Maman Imanul Haq Anggota Komisi VIII DPR RI menilai, pelaksanaan ibadah haji 2025 perlu dievaluasi secara menyeluruh, terutama menyusul perubahan besar yang dilakukan pemerintah Arab Saudi dalam sistem penyelenggaraan haji.
Menurut Maman, Pemerintah Indonesia harus lebih siap menghadapi perubahan-perubahan, termasuk percepatan timeline haji 2026 yang sudah diumumkan sejak dini.

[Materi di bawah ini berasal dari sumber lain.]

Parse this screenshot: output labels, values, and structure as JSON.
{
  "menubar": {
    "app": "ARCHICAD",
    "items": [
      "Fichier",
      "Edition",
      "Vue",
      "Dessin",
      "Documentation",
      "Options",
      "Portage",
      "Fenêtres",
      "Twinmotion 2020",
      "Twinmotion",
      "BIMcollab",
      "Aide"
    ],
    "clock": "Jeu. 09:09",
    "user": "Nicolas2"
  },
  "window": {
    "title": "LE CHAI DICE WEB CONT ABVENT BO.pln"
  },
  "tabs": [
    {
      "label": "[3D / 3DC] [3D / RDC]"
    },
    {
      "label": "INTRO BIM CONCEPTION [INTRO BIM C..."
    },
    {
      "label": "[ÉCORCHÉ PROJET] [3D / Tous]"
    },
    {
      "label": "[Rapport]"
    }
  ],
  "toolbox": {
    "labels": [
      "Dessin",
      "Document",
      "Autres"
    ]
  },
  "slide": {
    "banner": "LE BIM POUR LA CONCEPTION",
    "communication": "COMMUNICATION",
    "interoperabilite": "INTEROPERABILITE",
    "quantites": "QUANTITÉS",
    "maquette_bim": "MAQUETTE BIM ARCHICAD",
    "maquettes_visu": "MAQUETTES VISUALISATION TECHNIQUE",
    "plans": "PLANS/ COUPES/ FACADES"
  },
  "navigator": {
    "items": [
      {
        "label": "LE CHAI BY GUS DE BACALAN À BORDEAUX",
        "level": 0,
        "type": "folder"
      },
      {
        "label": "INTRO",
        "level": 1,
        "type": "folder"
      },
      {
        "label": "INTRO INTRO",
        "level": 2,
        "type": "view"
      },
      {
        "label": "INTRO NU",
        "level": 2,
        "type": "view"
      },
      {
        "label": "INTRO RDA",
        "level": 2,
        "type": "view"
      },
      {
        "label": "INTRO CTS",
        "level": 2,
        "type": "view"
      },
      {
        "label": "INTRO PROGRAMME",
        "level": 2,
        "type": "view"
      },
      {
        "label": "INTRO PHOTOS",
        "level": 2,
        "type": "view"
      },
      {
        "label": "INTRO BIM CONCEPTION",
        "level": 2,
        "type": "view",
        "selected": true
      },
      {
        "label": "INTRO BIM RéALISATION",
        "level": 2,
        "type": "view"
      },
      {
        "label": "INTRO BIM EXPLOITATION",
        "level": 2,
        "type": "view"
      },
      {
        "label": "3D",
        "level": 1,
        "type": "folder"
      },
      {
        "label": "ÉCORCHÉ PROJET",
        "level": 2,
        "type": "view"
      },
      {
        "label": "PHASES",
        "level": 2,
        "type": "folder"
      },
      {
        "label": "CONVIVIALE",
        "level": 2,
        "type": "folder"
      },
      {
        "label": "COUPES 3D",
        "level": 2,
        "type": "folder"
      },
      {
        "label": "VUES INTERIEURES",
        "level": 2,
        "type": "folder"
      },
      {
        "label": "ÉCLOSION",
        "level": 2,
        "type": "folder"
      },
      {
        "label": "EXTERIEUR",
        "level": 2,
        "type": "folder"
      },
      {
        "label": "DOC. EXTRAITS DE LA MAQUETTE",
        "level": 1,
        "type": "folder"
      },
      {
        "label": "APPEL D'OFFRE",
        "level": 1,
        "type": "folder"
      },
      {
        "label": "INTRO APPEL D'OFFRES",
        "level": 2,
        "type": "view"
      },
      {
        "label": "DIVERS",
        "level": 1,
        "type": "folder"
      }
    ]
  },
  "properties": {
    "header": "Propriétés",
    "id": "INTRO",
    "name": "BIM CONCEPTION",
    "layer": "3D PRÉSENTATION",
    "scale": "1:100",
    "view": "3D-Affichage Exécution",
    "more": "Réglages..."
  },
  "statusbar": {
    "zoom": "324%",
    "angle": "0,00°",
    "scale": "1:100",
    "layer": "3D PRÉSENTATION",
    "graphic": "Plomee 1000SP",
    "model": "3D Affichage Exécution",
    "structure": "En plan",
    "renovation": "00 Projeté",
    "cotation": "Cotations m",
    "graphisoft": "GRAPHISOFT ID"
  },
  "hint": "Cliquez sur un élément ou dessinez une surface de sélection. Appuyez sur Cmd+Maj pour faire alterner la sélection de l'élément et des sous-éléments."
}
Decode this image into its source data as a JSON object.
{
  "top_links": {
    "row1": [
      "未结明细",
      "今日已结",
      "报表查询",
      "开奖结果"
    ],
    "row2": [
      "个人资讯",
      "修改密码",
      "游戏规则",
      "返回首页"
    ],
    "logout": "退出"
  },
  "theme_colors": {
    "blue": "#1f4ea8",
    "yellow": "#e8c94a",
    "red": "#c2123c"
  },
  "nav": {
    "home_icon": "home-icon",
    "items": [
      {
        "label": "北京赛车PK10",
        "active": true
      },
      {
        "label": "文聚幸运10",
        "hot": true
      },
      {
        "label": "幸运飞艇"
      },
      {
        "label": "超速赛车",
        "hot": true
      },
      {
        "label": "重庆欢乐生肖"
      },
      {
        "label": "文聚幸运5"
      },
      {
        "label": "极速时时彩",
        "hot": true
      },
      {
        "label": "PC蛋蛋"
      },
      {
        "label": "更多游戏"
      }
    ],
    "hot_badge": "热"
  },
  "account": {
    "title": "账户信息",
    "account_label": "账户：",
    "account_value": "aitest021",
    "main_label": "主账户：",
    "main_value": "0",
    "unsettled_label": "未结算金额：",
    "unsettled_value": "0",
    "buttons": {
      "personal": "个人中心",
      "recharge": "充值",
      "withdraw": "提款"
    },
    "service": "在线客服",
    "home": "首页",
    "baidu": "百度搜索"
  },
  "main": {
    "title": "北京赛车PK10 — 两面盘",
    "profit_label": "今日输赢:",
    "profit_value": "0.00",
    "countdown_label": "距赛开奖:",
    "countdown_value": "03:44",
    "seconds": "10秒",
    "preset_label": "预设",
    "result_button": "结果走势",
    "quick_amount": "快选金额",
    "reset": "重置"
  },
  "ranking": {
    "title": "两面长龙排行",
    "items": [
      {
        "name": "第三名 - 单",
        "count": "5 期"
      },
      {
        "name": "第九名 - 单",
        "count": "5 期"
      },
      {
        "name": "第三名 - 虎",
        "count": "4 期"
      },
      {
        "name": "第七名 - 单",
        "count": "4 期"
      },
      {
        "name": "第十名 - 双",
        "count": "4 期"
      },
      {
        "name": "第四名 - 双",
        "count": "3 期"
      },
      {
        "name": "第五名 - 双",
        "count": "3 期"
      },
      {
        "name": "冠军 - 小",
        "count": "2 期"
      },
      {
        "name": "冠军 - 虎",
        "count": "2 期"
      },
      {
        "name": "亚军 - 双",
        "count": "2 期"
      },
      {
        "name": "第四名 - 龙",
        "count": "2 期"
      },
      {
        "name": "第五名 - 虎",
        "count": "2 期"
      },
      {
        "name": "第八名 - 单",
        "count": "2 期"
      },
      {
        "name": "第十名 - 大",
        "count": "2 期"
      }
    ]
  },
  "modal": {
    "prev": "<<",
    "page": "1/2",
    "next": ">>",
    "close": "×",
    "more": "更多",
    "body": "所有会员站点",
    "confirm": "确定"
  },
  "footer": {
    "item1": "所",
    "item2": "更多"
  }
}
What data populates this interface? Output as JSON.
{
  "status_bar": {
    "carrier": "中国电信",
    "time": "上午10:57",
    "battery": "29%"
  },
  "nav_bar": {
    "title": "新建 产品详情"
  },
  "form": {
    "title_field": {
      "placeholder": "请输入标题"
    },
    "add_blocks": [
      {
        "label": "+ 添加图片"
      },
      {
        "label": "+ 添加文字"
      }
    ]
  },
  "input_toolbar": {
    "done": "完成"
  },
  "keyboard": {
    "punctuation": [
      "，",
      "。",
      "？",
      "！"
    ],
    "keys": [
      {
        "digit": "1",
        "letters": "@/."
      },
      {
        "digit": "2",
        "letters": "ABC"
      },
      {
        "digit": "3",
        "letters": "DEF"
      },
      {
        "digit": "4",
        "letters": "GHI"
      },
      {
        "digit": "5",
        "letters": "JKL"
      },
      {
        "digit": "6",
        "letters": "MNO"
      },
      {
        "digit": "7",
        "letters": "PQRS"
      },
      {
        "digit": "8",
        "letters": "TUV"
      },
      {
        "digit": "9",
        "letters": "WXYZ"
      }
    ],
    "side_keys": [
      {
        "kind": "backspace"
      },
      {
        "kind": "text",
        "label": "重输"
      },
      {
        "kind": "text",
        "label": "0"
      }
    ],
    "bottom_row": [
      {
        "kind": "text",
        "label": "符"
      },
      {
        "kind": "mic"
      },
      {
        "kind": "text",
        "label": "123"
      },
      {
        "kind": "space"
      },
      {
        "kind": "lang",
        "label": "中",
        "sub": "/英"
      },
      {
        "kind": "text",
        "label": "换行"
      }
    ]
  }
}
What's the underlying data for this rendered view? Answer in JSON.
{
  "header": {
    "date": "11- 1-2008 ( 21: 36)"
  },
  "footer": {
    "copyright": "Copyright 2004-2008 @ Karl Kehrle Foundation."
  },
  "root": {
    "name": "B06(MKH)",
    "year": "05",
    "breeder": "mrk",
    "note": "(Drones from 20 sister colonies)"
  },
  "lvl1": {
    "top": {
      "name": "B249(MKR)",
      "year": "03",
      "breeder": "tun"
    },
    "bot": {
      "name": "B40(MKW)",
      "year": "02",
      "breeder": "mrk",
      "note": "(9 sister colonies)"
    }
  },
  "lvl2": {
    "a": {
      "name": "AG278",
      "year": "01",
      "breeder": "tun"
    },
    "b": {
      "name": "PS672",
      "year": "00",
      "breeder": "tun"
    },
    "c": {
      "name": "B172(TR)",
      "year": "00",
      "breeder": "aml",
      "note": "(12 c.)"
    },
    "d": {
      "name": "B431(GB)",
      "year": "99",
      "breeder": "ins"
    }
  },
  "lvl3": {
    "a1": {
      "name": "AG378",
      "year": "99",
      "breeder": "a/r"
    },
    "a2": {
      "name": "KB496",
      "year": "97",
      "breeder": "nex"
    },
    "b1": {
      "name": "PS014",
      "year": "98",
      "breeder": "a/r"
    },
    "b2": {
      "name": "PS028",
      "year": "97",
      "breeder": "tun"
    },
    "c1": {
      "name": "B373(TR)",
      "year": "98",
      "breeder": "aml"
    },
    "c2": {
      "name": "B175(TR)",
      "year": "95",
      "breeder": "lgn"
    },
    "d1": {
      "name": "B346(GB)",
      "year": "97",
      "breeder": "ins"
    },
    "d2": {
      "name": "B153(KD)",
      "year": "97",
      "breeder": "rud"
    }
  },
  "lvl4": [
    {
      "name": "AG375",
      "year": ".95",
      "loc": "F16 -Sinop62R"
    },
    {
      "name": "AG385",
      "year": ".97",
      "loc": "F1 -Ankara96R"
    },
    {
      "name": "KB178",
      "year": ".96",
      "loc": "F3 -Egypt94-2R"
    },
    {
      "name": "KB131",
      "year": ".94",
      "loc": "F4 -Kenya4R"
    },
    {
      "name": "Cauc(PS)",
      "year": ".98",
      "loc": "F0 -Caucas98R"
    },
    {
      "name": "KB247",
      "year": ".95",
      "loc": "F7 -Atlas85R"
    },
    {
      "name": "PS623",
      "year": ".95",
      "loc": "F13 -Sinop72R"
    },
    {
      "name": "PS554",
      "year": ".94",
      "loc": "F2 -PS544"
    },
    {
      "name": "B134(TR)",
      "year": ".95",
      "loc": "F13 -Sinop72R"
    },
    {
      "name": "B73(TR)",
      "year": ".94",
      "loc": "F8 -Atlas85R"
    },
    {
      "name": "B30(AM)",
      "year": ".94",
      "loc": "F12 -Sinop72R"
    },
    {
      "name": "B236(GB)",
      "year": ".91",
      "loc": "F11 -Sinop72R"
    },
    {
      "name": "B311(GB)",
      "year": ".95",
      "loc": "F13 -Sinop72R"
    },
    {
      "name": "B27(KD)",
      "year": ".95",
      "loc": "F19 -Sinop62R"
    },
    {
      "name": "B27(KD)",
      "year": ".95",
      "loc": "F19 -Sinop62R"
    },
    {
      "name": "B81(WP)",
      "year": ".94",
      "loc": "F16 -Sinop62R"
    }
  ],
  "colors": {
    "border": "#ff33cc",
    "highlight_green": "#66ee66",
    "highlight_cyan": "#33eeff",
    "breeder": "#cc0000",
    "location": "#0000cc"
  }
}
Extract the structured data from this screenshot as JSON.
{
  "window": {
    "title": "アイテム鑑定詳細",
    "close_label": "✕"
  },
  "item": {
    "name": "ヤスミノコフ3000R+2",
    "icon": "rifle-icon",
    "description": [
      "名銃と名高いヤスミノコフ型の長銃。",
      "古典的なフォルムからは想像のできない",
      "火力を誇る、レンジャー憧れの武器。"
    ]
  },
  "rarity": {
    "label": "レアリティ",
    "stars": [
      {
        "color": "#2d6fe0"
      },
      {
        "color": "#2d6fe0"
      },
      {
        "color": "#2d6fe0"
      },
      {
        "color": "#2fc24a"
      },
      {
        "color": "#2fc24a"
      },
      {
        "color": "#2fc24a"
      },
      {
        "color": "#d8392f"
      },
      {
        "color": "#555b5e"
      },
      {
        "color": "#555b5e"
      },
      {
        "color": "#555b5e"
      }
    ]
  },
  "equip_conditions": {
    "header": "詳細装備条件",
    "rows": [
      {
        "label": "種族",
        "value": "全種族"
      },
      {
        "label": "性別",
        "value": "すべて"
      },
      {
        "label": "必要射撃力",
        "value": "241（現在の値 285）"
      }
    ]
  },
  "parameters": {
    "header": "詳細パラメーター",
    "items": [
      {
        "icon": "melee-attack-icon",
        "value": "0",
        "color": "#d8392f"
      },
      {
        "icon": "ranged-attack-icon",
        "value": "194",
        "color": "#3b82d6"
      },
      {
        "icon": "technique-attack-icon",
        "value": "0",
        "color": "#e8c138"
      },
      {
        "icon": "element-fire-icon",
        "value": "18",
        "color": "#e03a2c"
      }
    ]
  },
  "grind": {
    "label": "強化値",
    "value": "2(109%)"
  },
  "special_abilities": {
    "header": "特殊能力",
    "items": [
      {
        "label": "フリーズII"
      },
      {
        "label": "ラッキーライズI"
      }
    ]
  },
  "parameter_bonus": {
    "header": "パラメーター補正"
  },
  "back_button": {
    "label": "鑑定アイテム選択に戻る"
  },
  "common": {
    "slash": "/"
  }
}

“Bayangkan, Arab Saudi sudah keluarkan timeline haji 2026. Persiapan dimulai 8 Februari, pemberangkatan pertama April. Ini harus kita siapkan dari sekarang,” ujar Maman dalam Forum Legislasi membahas UU Penyelenggaraan Ibadah Haji dan Umrah, di gedung Nusantara I Kompleks Parlemen Senayan, Jakarta, Rabu (11/6/2025).
Dia menyebut, pelaksanaan haji tahun ini menjadi yang paling sepi dalam 30 tahun terakhir. Namun, Maman menekankan perubahan drastis yang terjadi di Arab Saudi perlu dipahami sebagai masa transisi besar-besaran.
“Ada transformasi dan adaptasi yang sangat radikal di Arab Saudi. Bahkan, mereka sendiri banyak yang belum siap, apalagi negara lain,” ujarnya.
Maman menjelaskan, sistem baru bernama syarikah menggantikan sistem lama muassasah, membuat banyak pihak di Arab Saudi sendiri kesulitan beradaptasi, termasuk dalam proses digitalisasi layanan haji.
“Hotel-hotel sudah digitalisasi, terdaftar dengan fasilitasnya. Tapi, pemain-pemain lama belum bisa mengejar. Indonesia dikelola oleh delapan syarikah, padahal kita punya keberagaman wilayah dan kebutuhan,” jelasnya.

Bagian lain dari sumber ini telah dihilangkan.